The sound is implemented on this mainboard via the time-tested solution from Realtek: the six-channel AC’97 ALC650 codec. It is a good, but somewhat old codec, with support of SPDIF In/Out, but without any new technologies like Jack Sensing, for instance.
IXP150 doesn’t support any network at all, so we have an onboard 10/100Mbit Broadcom 4410 controller. The VIA VT6307 chip is responsible for the implementation of the two IEEE1394 ports.
I would also like to stress that Shuttle decided to make its barebone solution as functional as possible and added two SerialATA-150 ports. Curiously enough, the engineers used a Silicon Image 3512 controller, which is not just a SATA controller, but also supports RAID 0 and 1 arrays.
So, FT61 mainboard, intended for Small Form-Factor PCs, does support RAID arrays. Can we really take advantage of this feature in a barebone system where it is quite difficult just to accommodate two hard disk drives at a time? We will talk about it later when we will discuss the case design.
The functionality of the mainboard may be extended through installation of a PCI controller into the available PCI slot.

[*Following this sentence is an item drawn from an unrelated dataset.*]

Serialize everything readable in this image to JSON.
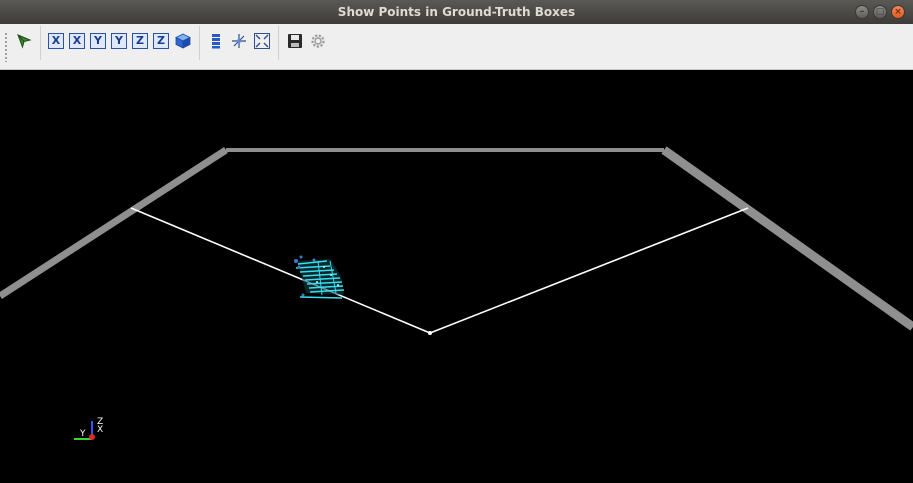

The PCB layout has been designed for this particular mainboard and its major application in mind. All components and connectors are placed in such a way that you don’t have to show any sleight of hand to assemble your system. When the system is already assembled, you may encounter some difficulties when accessing the ATA/100 connectors, but you will never have this problem on the assembly stage if you are following the instructions carefully. The Clear CMOS jumper is also within an easy reach.